JENNI ZYLKA über PEST & CHOLERA
: „Haben Sie diese ...Gewürzdinger?“

Es gibt Wörter, die fallen einem einfach nicht ein, wenn man sie braucht. Zum Beispiel „Spekulatius“. Oder „Mimikry“

In Polen gibt es das ganze Jahr über Weihnachtsgebäck. Was angesichts der vorherrschenden religiösen Anschauung in diesem Land fast schon blasphemisch zu nennen ist, wenn es nicht so lecker wäre. (Am Wochenende haben sich übrigens die Kirchenvertreter der beiden deutschen Hauptsekten darüber beschwert, dass heutzutage bereits vor dem ersten Advent Schokoladennikoläuse verkauft werden. Besonders niedlich ist diese Aktion, weil die zur Protestaktion gehörenden Internetseiten www.rettet-die-adventszeit.de und www.advent-ist-im-dezember.de heißen).Aber das sei nur am Rande erwähnt. Viel mehr interessiert mich in diesem Zusammenhang ein Phänomen, das mir wieder untergekommen ist, als ich letzte Woche (ganz anarchistisch weit vor dem von den Kirchen gewünschten Verkaufsbeginn) Lust auf Butter-Spekulatius bekam.
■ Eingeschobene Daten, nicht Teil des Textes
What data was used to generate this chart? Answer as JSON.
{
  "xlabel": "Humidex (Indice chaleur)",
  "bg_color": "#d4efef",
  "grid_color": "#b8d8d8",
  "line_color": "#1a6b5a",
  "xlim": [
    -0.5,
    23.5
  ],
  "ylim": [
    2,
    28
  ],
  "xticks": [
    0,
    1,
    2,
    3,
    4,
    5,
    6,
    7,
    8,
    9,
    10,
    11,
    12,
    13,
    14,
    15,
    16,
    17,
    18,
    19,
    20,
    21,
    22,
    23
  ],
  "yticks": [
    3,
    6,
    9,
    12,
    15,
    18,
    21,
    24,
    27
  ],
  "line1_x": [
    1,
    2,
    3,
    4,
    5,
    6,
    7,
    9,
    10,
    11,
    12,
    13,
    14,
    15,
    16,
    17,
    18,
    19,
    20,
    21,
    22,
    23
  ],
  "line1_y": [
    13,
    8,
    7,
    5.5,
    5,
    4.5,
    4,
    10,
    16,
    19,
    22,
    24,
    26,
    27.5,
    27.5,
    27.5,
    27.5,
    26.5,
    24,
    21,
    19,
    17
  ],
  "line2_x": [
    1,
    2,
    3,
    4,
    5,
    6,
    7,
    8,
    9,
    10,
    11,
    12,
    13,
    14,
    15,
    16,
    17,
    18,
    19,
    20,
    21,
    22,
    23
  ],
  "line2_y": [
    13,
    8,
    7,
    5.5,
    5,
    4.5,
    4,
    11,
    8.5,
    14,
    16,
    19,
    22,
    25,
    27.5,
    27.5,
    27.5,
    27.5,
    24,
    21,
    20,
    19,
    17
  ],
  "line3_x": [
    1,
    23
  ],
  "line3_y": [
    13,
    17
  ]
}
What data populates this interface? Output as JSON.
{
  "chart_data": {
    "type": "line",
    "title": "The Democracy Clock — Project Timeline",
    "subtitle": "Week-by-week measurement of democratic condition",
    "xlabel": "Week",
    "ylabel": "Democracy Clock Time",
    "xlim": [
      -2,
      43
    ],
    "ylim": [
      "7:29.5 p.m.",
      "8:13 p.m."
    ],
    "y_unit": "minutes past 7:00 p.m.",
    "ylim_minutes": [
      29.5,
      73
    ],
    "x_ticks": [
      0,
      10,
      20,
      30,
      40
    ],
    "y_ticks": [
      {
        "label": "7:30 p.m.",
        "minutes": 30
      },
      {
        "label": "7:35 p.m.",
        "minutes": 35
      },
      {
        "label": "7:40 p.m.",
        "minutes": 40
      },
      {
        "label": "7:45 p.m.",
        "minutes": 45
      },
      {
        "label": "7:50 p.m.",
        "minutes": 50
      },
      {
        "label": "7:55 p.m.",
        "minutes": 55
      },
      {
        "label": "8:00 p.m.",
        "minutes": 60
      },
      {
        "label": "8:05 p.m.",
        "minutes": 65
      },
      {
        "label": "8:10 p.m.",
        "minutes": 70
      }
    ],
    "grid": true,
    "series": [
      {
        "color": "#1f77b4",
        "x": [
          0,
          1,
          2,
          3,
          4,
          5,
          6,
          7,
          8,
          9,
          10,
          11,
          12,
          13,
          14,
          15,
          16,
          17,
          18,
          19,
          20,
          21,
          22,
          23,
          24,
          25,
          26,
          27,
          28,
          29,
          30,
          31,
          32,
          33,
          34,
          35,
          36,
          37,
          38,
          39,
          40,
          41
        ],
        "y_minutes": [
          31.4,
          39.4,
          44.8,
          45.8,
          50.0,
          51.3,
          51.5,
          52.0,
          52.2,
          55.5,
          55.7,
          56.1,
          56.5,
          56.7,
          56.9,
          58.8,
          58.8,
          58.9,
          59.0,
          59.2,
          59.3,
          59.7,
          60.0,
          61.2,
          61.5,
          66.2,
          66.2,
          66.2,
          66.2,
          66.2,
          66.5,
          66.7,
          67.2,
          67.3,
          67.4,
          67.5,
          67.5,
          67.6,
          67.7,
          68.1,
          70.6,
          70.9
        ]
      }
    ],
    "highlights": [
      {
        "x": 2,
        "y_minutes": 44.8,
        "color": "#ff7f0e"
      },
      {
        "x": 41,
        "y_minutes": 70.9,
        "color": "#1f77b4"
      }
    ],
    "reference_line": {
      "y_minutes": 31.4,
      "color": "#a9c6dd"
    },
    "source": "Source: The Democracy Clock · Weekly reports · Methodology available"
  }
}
Butter-Spekulatius unterscheiden sich von landläufigen Gewürz-Spekulatius darin, dass sie durch den erhöhten Fettanteil einen besonders intensiven Geschmack aufweisen – Fett ist, wie jeder weiß, ein Geschmacksverstärker, darum sind auch Menschen suspekt, die ihr Käsebrot ohne Butterunterlage essen. Jedenfalls: Mir fiel im Supermarkt das Wort Spekulatius nicht ein. Mir fällt nämlich in acht von zehn Fällen das Wort Spekulatius nicht ein, das war schon immer so, das Wort Spekulatius gehört in meinem aktiven Wortschatz zu einer Gruppe von Wörtern, die ich als „Schläfer“ bezeichne; allein, sie unterscheiden sich vom Spion-Schläfer dadurch, dass sie auch bei dringender Aktivierung nicht aufwachen.

Zu diesem zickigen Exklusiv-Wortclub gehören zum Beispiel auch die Begriffe „Signifikanz“, „Mimikry“, „Palette“ und „Indikation“, zugegeben, das sind alles Wörter, die man nicht allzu oft braucht, es sei denn als StatistikerIn, BiologIn, GabelstaplerfahrerIn oder ÄrztIn. Aber es kommt dennoch vor. Und dann steht man da und ist blockiert.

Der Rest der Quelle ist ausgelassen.